Há, no entanto, um desafio estratégico para a hotelaria global, e ele começa no básico. Como promover uma verdadeira experiência de sono quando ainda operamos cafés da manhã que forçam o hóspede a acordar até as 9h30 para não perder o benefício? Será que toda a estrutura operacional está, de fato, preparada para hóspedes que desejam simplesmente dormir? O desenho de produto, os serviços e até os indicadores de desempenho precisam ser revisitados se o objetivo é atender quem busca desligar e paga por isso. Que outros cardápios podem ser oferecidos além do tradicional room service e dos travesseiros? Será possível estender novas ofertas? Aqui, na minha consultoria, viramos especialistas no sono e descobrimos que dormir vai muito além do que se imagina. Inclusive a arquitetura dos quartos prioriza mais a funcionalidade de um escritório do que o aconchego de um ninho.

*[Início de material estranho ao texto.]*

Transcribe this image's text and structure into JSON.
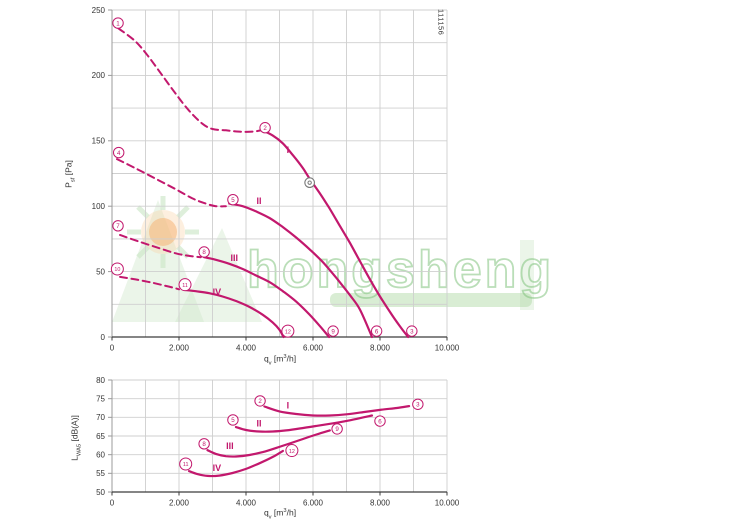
{
  "page": {
    "part_number": "111156",
    "background": "#ffffff"
  },
  "watermark": {
    "text": "hongsheng",
    "text_color": "rgba(130,195,125,0.55)",
    "bar_color": "rgba(170,215,160,0.45)",
    "strip_color": "rgba(205,230,200,0.40)",
    "sun_color": "rgba(246,181,118,0.55)",
    "sun_glow_color": "rgba(249,208,162,0.35)",
    "ray_color": "rgba(205,230,200,0.65)"
  },
  "colors": {
    "curve": "#c2186d",
    "grid": "#cfcfcf",
    "axis_left": "#9b9b9b",
    "axis_bottom": "#3c3c3c",
    "tick_text": "#333333",
    "marker_fill": "#ffffff",
    "operating_marker": "#7a7a7a"
  },
  "chart_data": [
    {
      "name": "static_pressure_vs_airflow",
      "type": "line",
      "xlabel": {
        "base": "q",
        "sub": "v",
        "unit_pre": " [m",
        "sup": "3",
        "unit_post": "/h]"
      },
      "ylabel": {
        "base": "P",
        "sub": "sf",
        "unit_pre": " [Pa]",
        "sup": "",
        "unit_post": ""
      },
      "xlim": [
        0,
        10000
      ],
      "ylim": [
        0,
        250
      ],
      "x_grid_step": 1000,
      "y_grid_step": 25,
      "x_major_ticks": [
        0,
        2000,
        4000,
        6000,
        8000,
        10000
      ],
      "x_tick_labels": [
        "0",
        "2.000",
        "4.000",
        "6.000",
        "8.000",
        "10.000"
      ],
      "y_major_ticks": [
        0,
        50,
        100,
        150,
        200,
        250
      ],
      "y_tick_labels": [
        "0",
        "50",
        "100",
        "150",
        "200",
        "250"
      ],
      "series": [
        {
          "name": "I-dashed",
          "style": "dashed",
          "points": [
            [
              190,
              236
            ],
            [
              700,
              226
            ],
            [
              1100,
              214
            ],
            [
              1500,
              200
            ],
            [
              1900,
              186
            ],
            [
              2300,
              173
            ],
            [
              2700,
              163
            ],
            [
              3000,
              159
            ],
            [
              3400,
              158
            ],
            [
              3800,
              157
            ],
            [
              4200,
              157
            ],
            [
              4450,
              158
            ]
          ]
        },
        {
          "name": "I-solid",
          "style": "solid",
          "points": [
            [
              4500,
              158
            ],
            [
              4800,
              154
            ],
            [
              5100,
              148
            ],
            [
              5400,
              139
            ],
            [
              5700,
              129
            ],
            [
              5900,
              121
            ],
            [
              6200,
              110
            ],
            [
              6500,
              98
            ],
            [
              6800,
              85
            ],
            [
              7100,
              72
            ],
            [
              7400,
              58
            ],
            [
              7700,
              44
            ],
            [
              8000,
              31
            ],
            [
              8300,
              19
            ],
            [
              8600,
              8
            ],
            [
              8840,
              0
            ]
          ]
        },
        {
          "name": "II-dashed",
          "style": "dashed",
          "points": [
            [
              150,
              136
            ],
            [
              700,
              129
            ],
            [
              1300,
              121
            ],
            [
              1900,
              113
            ],
            [
              2400,
              106
            ],
            [
              2800,
              102
            ],
            [
              3100,
              100
            ],
            [
              3400,
              100
            ]
          ]
        },
        {
          "name": "II-solid",
          "style": "solid",
          "points": [
            [
              3500,
              102
            ],
            [
              3900,
              100
            ],
            [
              4300,
              96
            ],
            [
              4700,
              91
            ],
            [
              5100,
              84
            ],
            [
              5500,
              76
            ],
            [
              5900,
              67
            ],
            [
              6300,
              57
            ],
            [
              6700,
              45
            ],
            [
              7100,
              32
            ],
            [
              7400,
              21
            ],
            [
              7760,
              0
            ]
          ]
        },
        {
          "name": "III-dashed",
          "style": "dashed",
          "points": [
            [
              240,
              78
            ],
            [
              800,
              73
            ],
            [
              1400,
              68
            ],
            [
              1900,
              64
            ],
            [
              2300,
              62
            ],
            [
              2650,
              61
            ]
          ]
        },
        {
          "name": "III-solid",
          "style": "solid",
          "points": [
            [
              2750,
              61
            ],
            [
              3100,
              59
            ],
            [
              3500,
              56
            ],
            [
              3900,
              52
            ],
            [
              4300,
              47
            ],
            [
              4700,
              42
            ],
            [
              5100,
              35
            ],
            [
              5500,
              27
            ],
            [
              5900,
              17
            ],
            [
              6250,
              7
            ],
            [
              6480,
              0
            ]
          ]
        },
        {
          "name": "IV-dashed",
          "style": "dashed",
          "points": [
            [
              240,
              46
            ],
            [
              700,
              44
            ],
            [
              1200,
              41.5
            ],
            [
              1700,
              38.5
            ],
            [
              2000,
              36.5
            ]
          ]
        },
        {
          "name": "IV-solid",
          "style": "solid",
          "points": [
            [
              2150,
              36
            ],
            [
              2500,
              35
            ],
            [
              2900,
              33.5
            ],
            [
              3300,
              31
            ],
            [
              3700,
              27.5
            ],
            [
              4100,
              23
            ],
            [
              4500,
              17
            ],
            [
              4800,
              11
            ],
            [
              5000,
              5.5
            ],
            [
              5120,
              0
            ]
          ]
        }
      ],
      "curve_labels": [
        {
          "text": "I",
          "x": 5250,
          "y": 143
        },
        {
          "text": "II",
          "x": 4390,
          "y": 104
        },
        {
          "text": "III",
          "x": 3650,
          "y": 60.5
        },
        {
          "text": "IV",
          "x": 3130,
          "y": 34.5
        }
      ],
      "point_markers": [
        {
          "n": "1",
          "x": 180,
          "y": 240
        },
        {
          "n": "2",
          "x": 4570,
          "y": 160
        },
        {
          "n": "3",
          "x": 8950,
          "y": 4.5
        },
        {
          "n": "4",
          "x": 200,
          "y": 141
        },
        {
          "n": "5",
          "x": 3610,
          "y": 105
        },
        {
          "n": "6",
          "x": 7900,
          "y": 4.5
        },
        {
          "n": "7",
          "x": 180,
          "y": 85
        },
        {
          "n": "8",
          "x": 2750,
          "y": 65
        },
        {
          "n": "9",
          "x": 6600,
          "y": 4.5
        },
        {
          "n": "10",
          "x": 160,
          "y": 52
        },
        {
          "n": "11",
          "x": 2180,
          "y": 40
        },
        {
          "n": "12",
          "x": 5250,
          "y": 4.5
        }
      ],
      "operating_point": {
        "x": 5900,
        "y": 118
      }
    },
    {
      "name": "noise_level_vs_airflow",
      "type": "line",
      "xlabel": {
        "base": "q",
        "sub": "v",
        "unit_pre": " [m",
        "sup": "3",
        "unit_post": "/h]"
      },
      "ylabel": {
        "base": "L",
        "sub": "WA5",
        "unit_pre": " [dB(A)]",
        "sup": "",
        "unit_post": ""
      },
      "xlim": [
        0,
        10000
      ],
      "ylim": [
        50,
        80
      ],
      "x_grid_step": 1000,
      "y_grid_step": 5,
      "x_major_ticks": [
        0,
        2000,
        4000,
        6000,
        8000,
        10000
      ],
      "x_tick_labels": [
        "0",
        "2.000",
        "4.000",
        "6.000",
        "8.000",
        "10.000"
      ],
      "y_major_ticks": [
        50,
        55,
        60,
        65,
        70,
        75,
        80
      ],
      "y_tick_labels": [
        "50",
        "55",
        "60",
        "65",
        "70",
        "75",
        "80"
      ],
      "series": [
        {
          "name": "I-solid",
          "style": "solid",
          "points": [
            [
              4550,
              72.9
            ],
            [
              5000,
              71.6
            ],
            [
              5500,
              70.9
            ],
            [
              6000,
              70.5
            ],
            [
              6500,
              70.5
            ],
            [
              7000,
              70.8
            ],
            [
              7500,
              71.4
            ],
            [
              8000,
              72.0
            ],
            [
              8500,
              72.5
            ],
            [
              8870,
              73.0
            ]
          ]
        },
        {
          "name": "II-solid",
          "style": "solid",
          "points": [
            [
              3700,
              67.4
            ],
            [
              4000,
              66.6
            ],
            [
              4400,
              66.2
            ],
            [
              4800,
              66.2
            ],
            [
              5200,
              66.5
            ],
            [
              5600,
              67.0
            ],
            [
              6100,
              67.7
            ],
            [
              6600,
              68.4
            ],
            [
              7100,
              69.2
            ],
            [
              7760,
              70.5
            ]
          ]
        },
        {
          "name": "III-solid",
          "style": "solid",
          "points": [
            [
              2850,
              61.2
            ],
            [
              3100,
              60.2
            ],
            [
              3400,
              59.6
            ],
            [
              3700,
              59.5
            ],
            [
              4100,
              59.9
            ],
            [
              4500,
              60.7
            ],
            [
              4900,
              61.8
            ],
            [
              5300,
              63.0
            ],
            [
              5700,
              64.2
            ],
            [
              6100,
              65.4
            ],
            [
              6500,
              66.5
            ]
          ]
        },
        {
          "name": "IV-solid",
          "style": "solid",
          "points": [
            [
              2300,
              55.6
            ],
            [
              2550,
              54.8
            ],
            [
              2850,
              54.3
            ],
            [
              3200,
              54.4
            ],
            [
              3600,
              55.1
            ],
            [
              4000,
              56.2
            ],
            [
              4400,
              57.7
            ],
            [
              4800,
              59.4
            ],
            [
              5100,
              61.0
            ]
          ]
        }
      ],
      "curve_labels": [
        {
          "text": "I",
          "x": 5250,
          "y": 73.2
        },
        {
          "text": "II",
          "x": 4390,
          "y": 68.4
        },
        {
          "text": "III",
          "x": 3520,
          "y": 62.3
        },
        {
          "text": "IV",
          "x": 3130,
          "y": 56.4
        }
      ],
      "point_markers": [
        {
          "n": "2",
          "x": 4420,
          "y": 74.4
        },
        {
          "n": "3",
          "x": 9130,
          "y": 73.5
        },
        {
          "n": "5",
          "x": 3610,
          "y": 69.3
        },
        {
          "n": "6",
          "x": 8000,
          "y": 69.0
        },
        {
          "n": "8",
          "x": 2750,
          "y": 62.9
        },
        {
          "n": "9",
          "x": 6720,
          "y": 66.9
        },
        {
          "n": "11",
          "x": 2200,
          "y": 57.5
        },
        {
          "n": "12",
          "x": 5370,
          "y": 61.1
        }
      ]
    }
  ]
}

Para hoteleiros e agentes de viagem, trata-se de uma oportunidade de reposicionamento. A restcation, fusão de rest e vacation, já não é um nicho, mas uma resposta concreta ao excesso de estímulos da vida contemporânea. Em um mercado competitivo, onde a diferenciação se tornou palavra-chave, entregar a melhor noite de sono pode ser o verdadeiro elemento de valor.

No fim, o sonho não é mais um carimbo no passaporte. É acordar renovado. Férias, hoje, são sobre recarregar, literalmente. E talvez a maior experiência de luxo do nosso tempo seja conseguir algo tão simples quanto raro: dormir profundamente enquanto o mundo lá fora continua acelerando.